Everyone is tired of land acknowledgements–tired of the empty virtue, the logical absurdity and the world laughing at us, which I suspect it is, judging by this headline…
That woke lawmaker is Toronto City Councillor Shelley Carroll, who opened a budget meeting with an interminable nod to the Mississaugas of the Credit, the Anishnabeg, the Chippewa, the Haudenosaunee and the Wendat. “Let’s start the meeting in a good way,” began the silver-haired boomer, then proceeded in a bad way to list off every pre-colonial inhabitant, with the exceptions of the T-Rex, Triceratops and long-necked Diploducus.
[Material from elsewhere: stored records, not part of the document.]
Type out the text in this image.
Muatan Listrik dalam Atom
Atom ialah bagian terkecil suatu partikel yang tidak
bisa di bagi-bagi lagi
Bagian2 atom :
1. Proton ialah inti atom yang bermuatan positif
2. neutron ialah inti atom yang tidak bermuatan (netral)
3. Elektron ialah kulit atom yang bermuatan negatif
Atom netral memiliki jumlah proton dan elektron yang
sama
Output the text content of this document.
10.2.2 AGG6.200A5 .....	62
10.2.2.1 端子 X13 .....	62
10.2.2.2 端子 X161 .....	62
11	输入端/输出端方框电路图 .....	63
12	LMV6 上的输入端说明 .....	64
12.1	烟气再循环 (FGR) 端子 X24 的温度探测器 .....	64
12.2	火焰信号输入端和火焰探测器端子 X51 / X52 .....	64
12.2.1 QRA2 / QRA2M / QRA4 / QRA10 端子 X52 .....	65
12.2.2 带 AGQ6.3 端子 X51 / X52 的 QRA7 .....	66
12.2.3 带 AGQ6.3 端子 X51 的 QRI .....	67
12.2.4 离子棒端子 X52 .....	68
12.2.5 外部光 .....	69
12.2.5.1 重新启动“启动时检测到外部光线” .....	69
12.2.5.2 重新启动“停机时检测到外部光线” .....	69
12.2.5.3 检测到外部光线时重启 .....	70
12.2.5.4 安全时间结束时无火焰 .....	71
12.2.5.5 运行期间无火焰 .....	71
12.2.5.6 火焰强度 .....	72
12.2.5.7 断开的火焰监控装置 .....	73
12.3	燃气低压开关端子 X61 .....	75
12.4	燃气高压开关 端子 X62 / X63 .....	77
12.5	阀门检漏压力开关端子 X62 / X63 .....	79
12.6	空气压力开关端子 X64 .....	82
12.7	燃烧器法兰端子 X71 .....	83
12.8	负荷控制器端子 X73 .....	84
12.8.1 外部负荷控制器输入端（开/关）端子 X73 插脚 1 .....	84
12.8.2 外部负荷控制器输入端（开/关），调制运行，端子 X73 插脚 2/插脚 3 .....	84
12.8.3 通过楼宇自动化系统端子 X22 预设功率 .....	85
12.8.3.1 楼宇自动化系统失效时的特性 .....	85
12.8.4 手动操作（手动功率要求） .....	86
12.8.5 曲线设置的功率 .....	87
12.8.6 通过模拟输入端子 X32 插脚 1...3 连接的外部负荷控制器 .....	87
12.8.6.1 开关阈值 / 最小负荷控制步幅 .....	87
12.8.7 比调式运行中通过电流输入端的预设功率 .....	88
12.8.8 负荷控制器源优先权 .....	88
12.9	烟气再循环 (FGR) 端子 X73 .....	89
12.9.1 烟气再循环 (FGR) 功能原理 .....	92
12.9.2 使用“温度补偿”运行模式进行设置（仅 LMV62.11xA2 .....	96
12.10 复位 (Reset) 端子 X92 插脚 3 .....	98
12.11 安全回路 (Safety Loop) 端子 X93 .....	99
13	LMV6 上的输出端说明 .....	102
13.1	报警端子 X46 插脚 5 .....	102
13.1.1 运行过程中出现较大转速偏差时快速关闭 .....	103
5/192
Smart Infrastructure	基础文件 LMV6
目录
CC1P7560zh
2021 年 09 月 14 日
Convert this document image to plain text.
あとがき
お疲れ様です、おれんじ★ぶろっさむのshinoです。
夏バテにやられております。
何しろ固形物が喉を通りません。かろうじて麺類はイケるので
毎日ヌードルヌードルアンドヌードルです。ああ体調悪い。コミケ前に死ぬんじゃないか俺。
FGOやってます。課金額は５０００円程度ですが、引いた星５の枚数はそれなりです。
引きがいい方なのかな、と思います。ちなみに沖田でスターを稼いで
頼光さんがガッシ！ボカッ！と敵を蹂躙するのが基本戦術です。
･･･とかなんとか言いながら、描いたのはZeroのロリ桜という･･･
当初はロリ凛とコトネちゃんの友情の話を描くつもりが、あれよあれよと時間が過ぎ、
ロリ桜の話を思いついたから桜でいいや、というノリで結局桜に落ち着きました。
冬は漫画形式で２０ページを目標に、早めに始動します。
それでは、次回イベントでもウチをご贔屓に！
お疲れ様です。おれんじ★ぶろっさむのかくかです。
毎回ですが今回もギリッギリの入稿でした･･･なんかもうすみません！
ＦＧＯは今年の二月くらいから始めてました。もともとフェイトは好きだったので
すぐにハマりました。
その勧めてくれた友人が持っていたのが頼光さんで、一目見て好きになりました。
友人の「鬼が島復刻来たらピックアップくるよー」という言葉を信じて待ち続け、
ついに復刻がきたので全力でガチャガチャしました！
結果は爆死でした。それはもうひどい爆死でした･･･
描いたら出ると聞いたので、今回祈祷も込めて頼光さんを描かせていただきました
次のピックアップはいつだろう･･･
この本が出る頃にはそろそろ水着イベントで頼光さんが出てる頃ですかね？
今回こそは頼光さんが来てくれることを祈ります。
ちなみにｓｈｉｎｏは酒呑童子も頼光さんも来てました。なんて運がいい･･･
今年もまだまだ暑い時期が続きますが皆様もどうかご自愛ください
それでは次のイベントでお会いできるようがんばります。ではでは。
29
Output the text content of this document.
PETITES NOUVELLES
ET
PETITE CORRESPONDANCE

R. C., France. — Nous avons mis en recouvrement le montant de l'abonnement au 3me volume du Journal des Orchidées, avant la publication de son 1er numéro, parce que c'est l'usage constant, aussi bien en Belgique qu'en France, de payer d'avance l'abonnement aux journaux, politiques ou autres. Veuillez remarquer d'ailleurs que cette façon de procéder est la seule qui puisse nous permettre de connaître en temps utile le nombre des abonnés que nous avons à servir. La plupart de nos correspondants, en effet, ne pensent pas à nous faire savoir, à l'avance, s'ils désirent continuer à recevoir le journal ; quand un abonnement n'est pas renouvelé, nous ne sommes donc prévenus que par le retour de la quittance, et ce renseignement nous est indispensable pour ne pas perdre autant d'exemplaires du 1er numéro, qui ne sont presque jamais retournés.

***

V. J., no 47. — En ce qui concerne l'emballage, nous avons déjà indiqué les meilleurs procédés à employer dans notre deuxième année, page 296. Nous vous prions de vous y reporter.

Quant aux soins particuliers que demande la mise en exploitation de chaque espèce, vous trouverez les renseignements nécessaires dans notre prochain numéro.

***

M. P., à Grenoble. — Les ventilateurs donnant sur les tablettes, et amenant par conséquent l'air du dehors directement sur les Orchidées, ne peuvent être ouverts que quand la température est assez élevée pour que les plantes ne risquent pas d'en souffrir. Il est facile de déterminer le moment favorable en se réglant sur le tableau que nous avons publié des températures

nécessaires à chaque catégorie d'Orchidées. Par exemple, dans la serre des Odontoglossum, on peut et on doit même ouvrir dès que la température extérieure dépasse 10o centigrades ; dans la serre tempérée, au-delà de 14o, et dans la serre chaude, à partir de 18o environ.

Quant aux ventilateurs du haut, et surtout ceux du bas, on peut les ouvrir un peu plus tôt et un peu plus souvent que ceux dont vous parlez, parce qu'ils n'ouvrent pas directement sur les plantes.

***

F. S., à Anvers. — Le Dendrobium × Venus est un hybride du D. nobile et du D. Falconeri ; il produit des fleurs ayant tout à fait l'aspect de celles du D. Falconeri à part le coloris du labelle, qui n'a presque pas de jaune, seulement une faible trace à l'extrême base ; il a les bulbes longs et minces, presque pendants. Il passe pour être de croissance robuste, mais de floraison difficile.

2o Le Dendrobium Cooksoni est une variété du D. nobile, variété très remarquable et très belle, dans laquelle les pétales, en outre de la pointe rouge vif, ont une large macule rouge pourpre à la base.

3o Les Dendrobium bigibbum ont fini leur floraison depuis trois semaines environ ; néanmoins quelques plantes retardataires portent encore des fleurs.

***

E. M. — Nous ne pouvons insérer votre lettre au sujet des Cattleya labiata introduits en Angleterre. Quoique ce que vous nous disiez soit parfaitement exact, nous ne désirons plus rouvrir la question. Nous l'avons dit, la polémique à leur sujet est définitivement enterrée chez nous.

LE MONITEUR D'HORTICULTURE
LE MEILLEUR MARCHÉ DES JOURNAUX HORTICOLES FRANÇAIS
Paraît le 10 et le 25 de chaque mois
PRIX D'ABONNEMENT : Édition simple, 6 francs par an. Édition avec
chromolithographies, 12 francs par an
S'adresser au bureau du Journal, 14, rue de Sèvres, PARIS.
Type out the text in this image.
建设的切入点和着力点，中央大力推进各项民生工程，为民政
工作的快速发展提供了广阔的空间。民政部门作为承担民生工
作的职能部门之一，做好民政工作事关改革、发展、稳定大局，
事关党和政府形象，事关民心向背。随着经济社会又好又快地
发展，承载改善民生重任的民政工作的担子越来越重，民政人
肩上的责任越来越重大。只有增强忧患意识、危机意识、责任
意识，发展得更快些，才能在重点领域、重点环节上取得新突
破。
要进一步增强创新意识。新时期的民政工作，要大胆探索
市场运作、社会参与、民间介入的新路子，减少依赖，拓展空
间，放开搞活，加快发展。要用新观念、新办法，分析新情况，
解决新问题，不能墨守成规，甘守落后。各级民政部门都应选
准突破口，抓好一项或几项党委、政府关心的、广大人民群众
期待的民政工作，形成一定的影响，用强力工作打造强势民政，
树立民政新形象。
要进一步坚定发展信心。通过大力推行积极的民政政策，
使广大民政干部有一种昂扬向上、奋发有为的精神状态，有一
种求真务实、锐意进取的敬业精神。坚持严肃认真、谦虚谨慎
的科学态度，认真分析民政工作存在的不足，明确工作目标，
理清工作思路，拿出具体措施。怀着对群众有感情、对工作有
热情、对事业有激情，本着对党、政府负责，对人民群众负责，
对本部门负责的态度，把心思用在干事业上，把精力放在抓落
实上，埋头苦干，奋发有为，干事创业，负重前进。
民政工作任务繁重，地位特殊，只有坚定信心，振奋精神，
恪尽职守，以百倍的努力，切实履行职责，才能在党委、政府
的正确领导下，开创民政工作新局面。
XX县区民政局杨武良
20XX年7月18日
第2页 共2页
Perhaps exhausted from all her acknowledging, the good councillor immediately called a 90-minute lunch break.
Then, a few days later, along came this refreshing palate cleanser…
That’s Daniel Tate of the watchdog group IntegrityTO, whose legendary rebuttal to Shelley Carroll commenced thus:
“I begin my deputation in a good way by acknowledging the people who fund this municipal enterprise, the Toronto taxpayer… Let’s reflect and remember that every word spoken in this chamber, every light bulb and every salary paid, including those of city councillors, is funded almost entirely by the hard work and earnings of taxpayers and property owners…”
All I can say is…
Finally, an acknowledgement for the long-suffering taxpayer! Fantastic! But restricted to five minutes, Tate could barely scratch the surface of all that’s wrong with this infernal ritual. So I’m picking up where he left off…
I begin my disputation on why we should ban land acknowledgements in a good way by acknowledging history—the thing that, for some reason, we stopped teaching in public school. Let’s reflect on the truth that all habitable land—for centuries and across all civilisations—has been claimed, defended and inherited through migration, conquest and sheer will.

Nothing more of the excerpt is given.